We are paying $80 a week to an executive function coach to help Graham with issues around studying and being organized, and a few weeks back she came and found me after their session to tell me that Graham was on top of his Powerschool, which I interpreted to mean that I should get out of his jock. I perhaps shouldn't have backed off as far.

Then I sat with Graham to help him with his Latin, a language which I only took 1 year of, 35 years ago, more or less as a lark because it wasn't an honors class and it was super easy. Needless to say, despite years of Spanish and French and traveling in Italy and Brazil and also knowing Russian and other Slavic languages so I am comfortable with a language with cases and declensions, it wasn't easy. Particularly since they were translating pretty abstract passages from freaking Cicero.

And Graham did not have a handle on it. He was struggling pretty mightily.

So now Graham is on the cusp of getting at least one B in his first semester in high school. Which would axe his chances of being a valedictorian, i.e. being in the top 10% of his class.

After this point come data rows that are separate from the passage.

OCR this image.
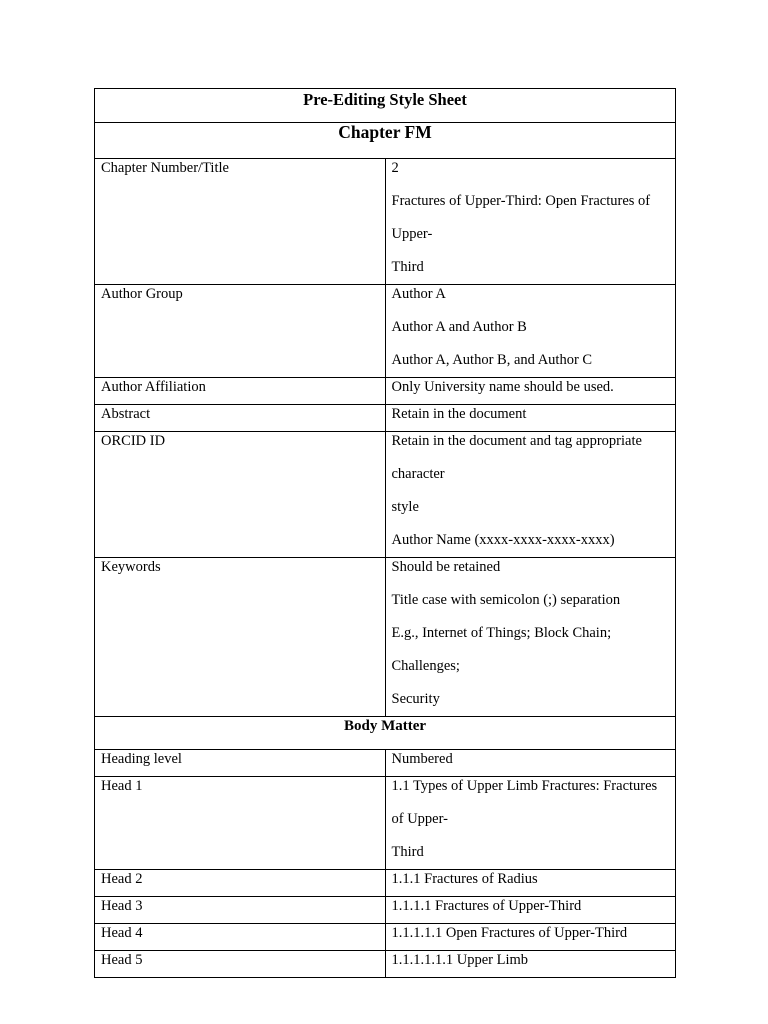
Pre-Editing Style Sheet	
Chapter FM	

Chapter Number/Title	2
Fractures of Upper-Third: Open Fractures of Upper-
Third

Author Group	Author A
Author A and Author B
Author A, Author B, and Author C

Author Affiliation	Only University name should be used.

Abstract	Retain in the document

ORCID ID	Retain in the document and tag appropriate character
style
Author Name (xxxx-xxxx-xxxx-xxxx)

Keywords	Should be retained
Title case with semicolon (;) separation
E.g., Internet of Things; Block Chain; Challenges;
Security

Body Matter	

Heading level	Numbered

Head 1	1.1 Types of Upper Limb Fractures: Fractures of Upper-
Third

Head 2	1.1.1 Fractures of Radius

Head 3	1.1.1.1 Fractures of Upper-Third

Head 4	1.1.1.1.1 Open Fractures of Upper-Third

Head 5	1.1.1.1.1.1 Upper Limb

Sigh.

So I guess I need to be more attentive and offer more guidance. Mostly around the structured process of how to study, the need to put in the work, and making choices (maybe not staying at Robotics Club till 9 several nights a week).

Over the course of our lives we learn to distinguish between the things that come to us more or less by nature -- in our case (me and Graham) great memories, curiosity, persistence in searching down answers -- and the things that come to us by adjusting our natures to the demands of the world so as to channel our gifts towards accomplishment. In some real if paradoxical sense, it is only the latter -- what we become by learning the Way of the World -- that can really said to belong to "me," because it reflects intentional effort on my part. Which is to say, to extend beyond the logic of Descartes' cogito ("I think therefore I am"), that my truest "I" is the part of me that overcomes the tendencies bequeathed me at birth.